My wife and I are planning to buy a 3 bedroom apartment in Axbridge with a mortgage. We would like to retain our Axbridge conveyancer, however the bank says he's not on their "panel". We have to appoint one of the lender panel firms or continue with our Axbridge property lawyer and pay for one of their panel ones to represent them. We consider that this is unjust; is there anything we can do?
Unfortunately,no. Your mortgage offer is subject to its terms and conditions, one of which will be that lawyers will on the bank’s conveyancing panel. Until recently, most lenders had large numbers of law firms on their panels: a borrower could choose one for themselves, as long as it was on the lender's panel. The lender would then simply instruct the borrower's lawyers to act for the lender, too. You can use your lender's panel lawyers or you could borrow from another lender which does not restrict your choice. A further alternative is for your Axbridge conveyancing solicitor to apply to be on the conveyancing panel.

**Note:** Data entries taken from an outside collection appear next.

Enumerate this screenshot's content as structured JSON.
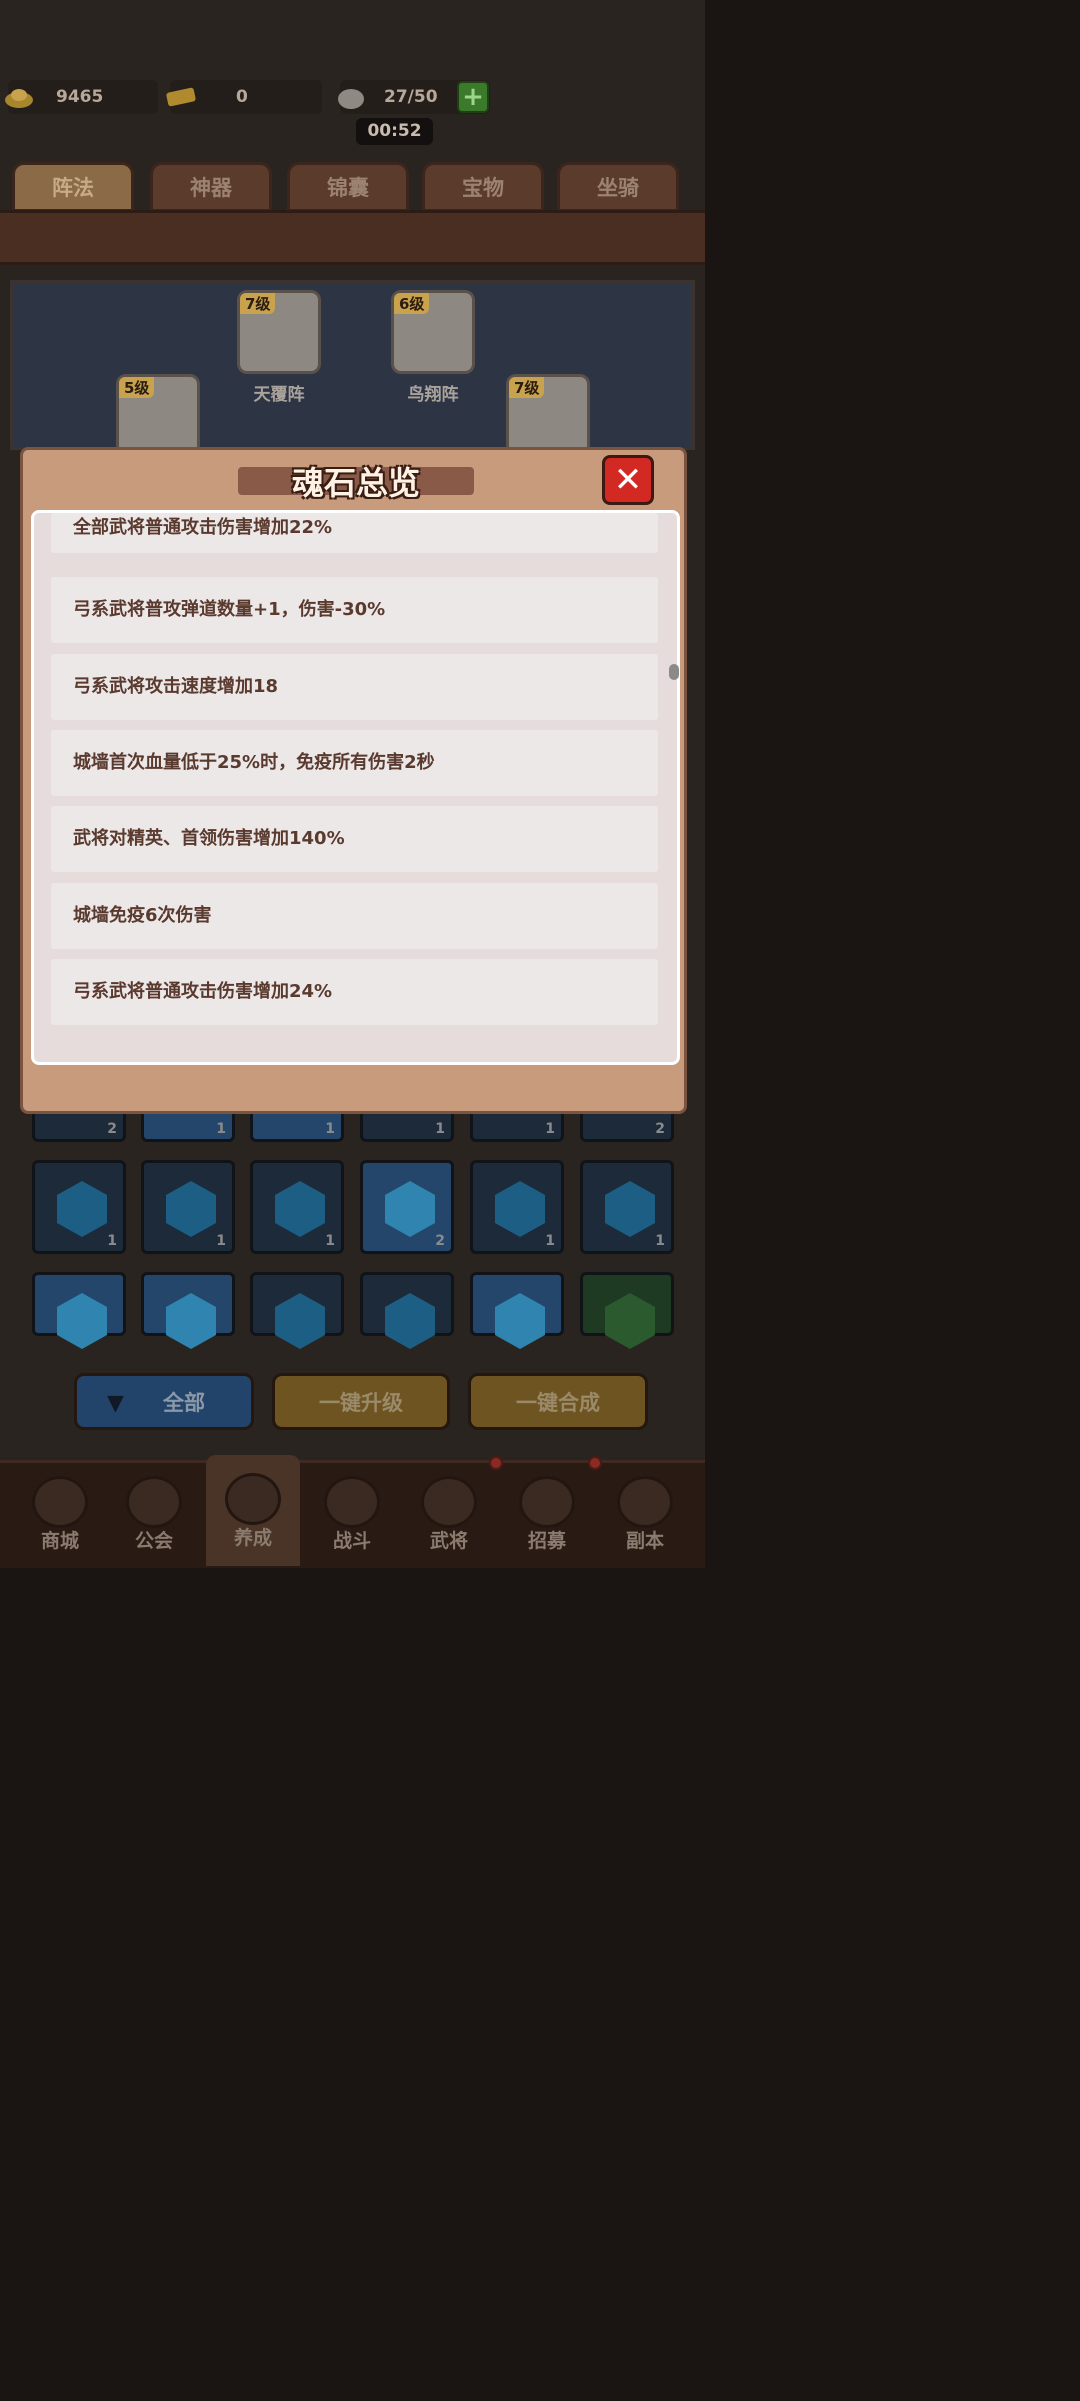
{
  "resources": {
    "gold": "9465",
    "ticket": "0",
    "stamina": "27/50",
    "timer": "00:52"
  },
  "tabs": [
    {
      "label": "阵法",
      "active": true
    },
    {
      "label": "神器"
    },
    {
      "label": "锦囊"
    },
    {
      "label": "宝物"
    },
    {
      "label": "坐骑"
    }
  ],
  "formations": [
    {
      "level": "7级",
      "name": "天覆阵"
    },
    {
      "level": "6级",
      "name": "鸟翔阵"
    },
    {
      "level": "5级",
      "name": ""
    },
    {
      "level": "7级",
      "name": ""
    }
  ],
  "grid_counts": {
    "row1": [
      "2",
      "1",
      "1",
      "1",
      "1",
      "2"
    ],
    "row2": [
      "1",
      "1",
      "1",
      "2",
      "1",
      "1"
    ]
  },
  "buttons": {
    "filter_all": "全部",
    "upgrade_all": "一键升级",
    "merge_all": "一键合成"
  },
  "nav": [
    {
      "label": "商城"
    },
    {
      "label": "公会"
    },
    {
      "label": "养成",
      "active": true
    },
    {
      "label": "战斗"
    },
    {
      "label": "武将"
    },
    {
      "label": "招募"
    },
    {
      "label": "副本"
    }
  ],
  "modal": {
    "title": "魂石总览",
    "close_symbol": "✕",
    "effects": [
      "全部武将普通攻击伤害增加22%",
      "弓系武将普攻弹道数量+1，伤害-30%",
      "弓系武将攻击速度增加18",
      "城墙首次血量低于25%时，免疫所有伤害2秒",
      "武将对精英、首领伤害增加140%",
      "城墙免疫6次伤害",
      "弓系武将普通攻击伤害增加24%"
    ]
  },
  "colors": {
    "modal_bg": "#c79b7c",
    "panel_bg": "#e6dcdc",
    "text_brown": "#5a3a2e",
    "close_red": "#d22a22"
  }
}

My husband and I intend to remortgage our penthouse in Axbridge with Principality. We have a son 19 who lives at home. Our solicitor requested us to identify anyone over the age of 17 other than ourselves who lives in the flat. Our lawyer has now e-mailed a document for our son to sign, giving up any rights in the event that the flat is forfeited by the lender. I have two questions (1) Is this form unique to the Principality conveyancing panel as he did not need to sign this form when we remortgaged 3 years ago (2) Does our son by signing this giving up his rights to inherit the property?
First, rest assured that your Principality conveyancing panel solicitor is doing the right thing as it is established procedure for any occupier who is aged 17 or over to sign the necessary Consent Form, which is purely to state that any rights he has in the property are postponed and secondary to Principality. This is solely used to protect Principality if the property were re-possessed so that in such circumstances, your son would be legally obliged to leave. It does not impact your son’s right to inherit the apartment. Please note that if your son were to inherit and the mortgage in favour of Principality had not been discharged, he would be liable to take over the loan or pay it off, but other than that, there is nothing stopping him from keeping the property in accordance with your will or the rules of intestacy.

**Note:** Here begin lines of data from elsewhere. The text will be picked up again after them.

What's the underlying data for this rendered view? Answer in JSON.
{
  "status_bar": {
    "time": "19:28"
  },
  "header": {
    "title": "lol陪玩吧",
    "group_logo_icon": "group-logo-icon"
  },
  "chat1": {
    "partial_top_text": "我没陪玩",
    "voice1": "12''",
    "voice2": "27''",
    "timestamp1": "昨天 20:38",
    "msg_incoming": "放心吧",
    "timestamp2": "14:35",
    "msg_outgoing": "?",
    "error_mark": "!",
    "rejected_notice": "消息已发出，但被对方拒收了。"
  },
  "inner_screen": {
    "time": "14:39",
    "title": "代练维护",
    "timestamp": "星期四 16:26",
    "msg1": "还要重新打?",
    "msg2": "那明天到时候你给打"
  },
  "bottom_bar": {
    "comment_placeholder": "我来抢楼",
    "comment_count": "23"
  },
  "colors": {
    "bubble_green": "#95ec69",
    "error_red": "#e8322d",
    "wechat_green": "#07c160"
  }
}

What can a local search tell me regarding the house I am purchasing in Axbridge?
Axbridge conveyancing often starts with the submitting local authority searches directly from your local Authority or via a personal search company such as Xpress Legal The local search plays an important role in many a Axbridge conveyancing purchase; that is if you wish to avoid any nasty once you have moved into your property. The search should provide data on, amongst other things, details on planning applications applicable to the premises (whether granted or refused), building control history, any enforcement action, restrictions on permitted development, nearby road schemes, contaminated land and radon gas; in all a total of thirteen topic sections.
I am buying my first flat in Axbridge benefiting from help to buy. The builders would not move on the price so I negotiated £7000 of extras instead. The sale representative advised me not inform my solicitor about this deal as it will impact my mortgage with the bank. Is this normal?.

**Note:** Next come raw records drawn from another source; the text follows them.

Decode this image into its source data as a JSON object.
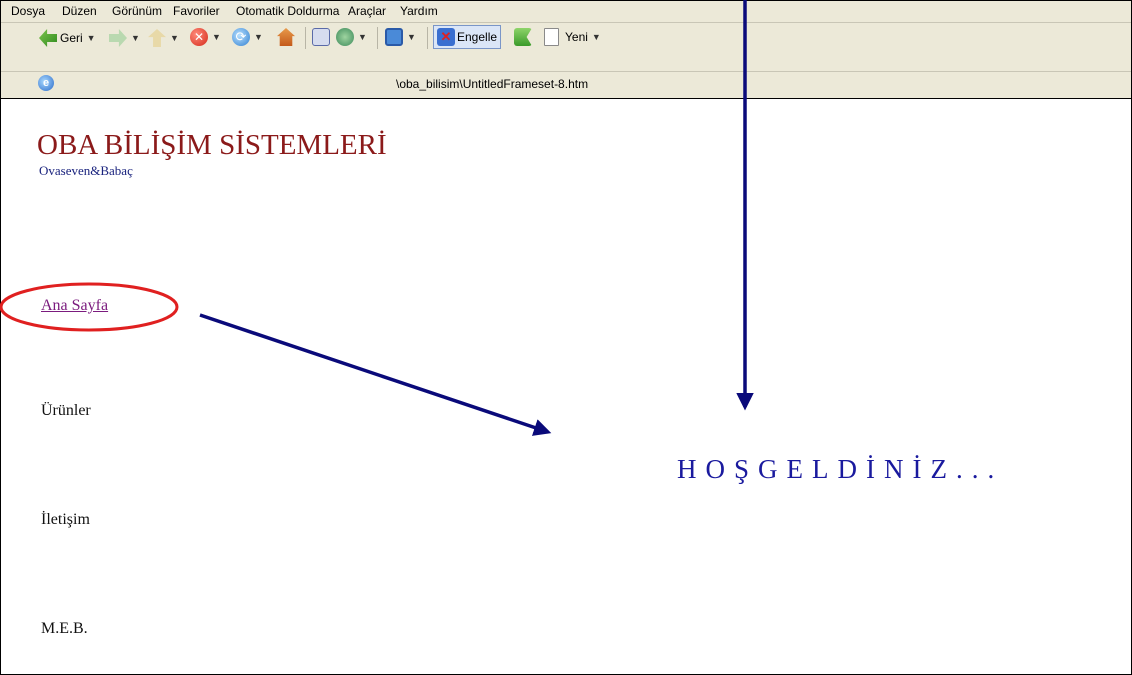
{
  "menu": [
    "Dosya",
    "Düzen",
    "Görünüm",
    "Favoriler",
    "Otomatik Doldurma",
    "Araçlar",
    "Yardım"
  ],
  "toolbar": {
    "back_label": "Geri",
    "block_label": "Engelle",
    "new_label": "Yeni"
  },
  "address": {
    "path": "\\oba_bilisim\\UntitledFrameset-8.htm"
  },
  "page": {
    "title": "OBA BİLİŞİM SİSTEMLERİ",
    "subtitle": "Ovaseven&Babaç",
    "nav": [
      "Ana Sayfa",
      "Ürünler",
      "İletişim",
      "M.E.B."
    ],
    "welcome": "HOŞGELDİNİZ..."
  },
  "colors": {
    "title": "#8b1a1a",
    "subtitle": "#1a237e",
    "link": "#7b1b7e",
    "welcome": "#1a1a9e",
    "annotation_arrow": "#0a0a7a",
    "annotation_circle": "#e02020"
  }
}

All lenders require a Disclosure of Incentives Form from the builder of any new build, converted or renovated property, It is available online from the Lenders’ Handbook page on the CML website. CML form is completed and handed to the lender's surveyor when the inspection is done.
Lenders have different policies on incentives. Some accept none at all, cash or physical, while others will accept cash incentives up to 5%.
Hard to understand why the representative of a builder would be suggesting you withold information from a solicitor when all this will be clearly visible on forms the builder has to supply to its solicitor, the buyer's solicitor and the surveyor.
Yesterday I discovered that there is a flying freehold issue on a property I put an offer in a fortnight ago in what should have been a simple, no chain conveyancing. Axbridge is the location of the property. Can you offer any opinion?
Flying freeholds in Axbridge are not the norm but are more likely to exist in relation to terraced houses. Even where you use a solicitor outside Axbridge you would need to get your solicitor to go through the deeds diligently. Your lender may require your conveyancing solicitor to take out an indemnity policy. Some of the more diligent conveyancing solicitors in Axbridge may determine that this is not enough and that the deeds be re-written to give you the most up to date legal protection. If so, the next door neighbour also had to sign up to the revised deeds.It is possible that your lender will not accept the situation so the sooner you find out the better. You should also check with your insurance broker as to whether they will insure a flying freehold residence.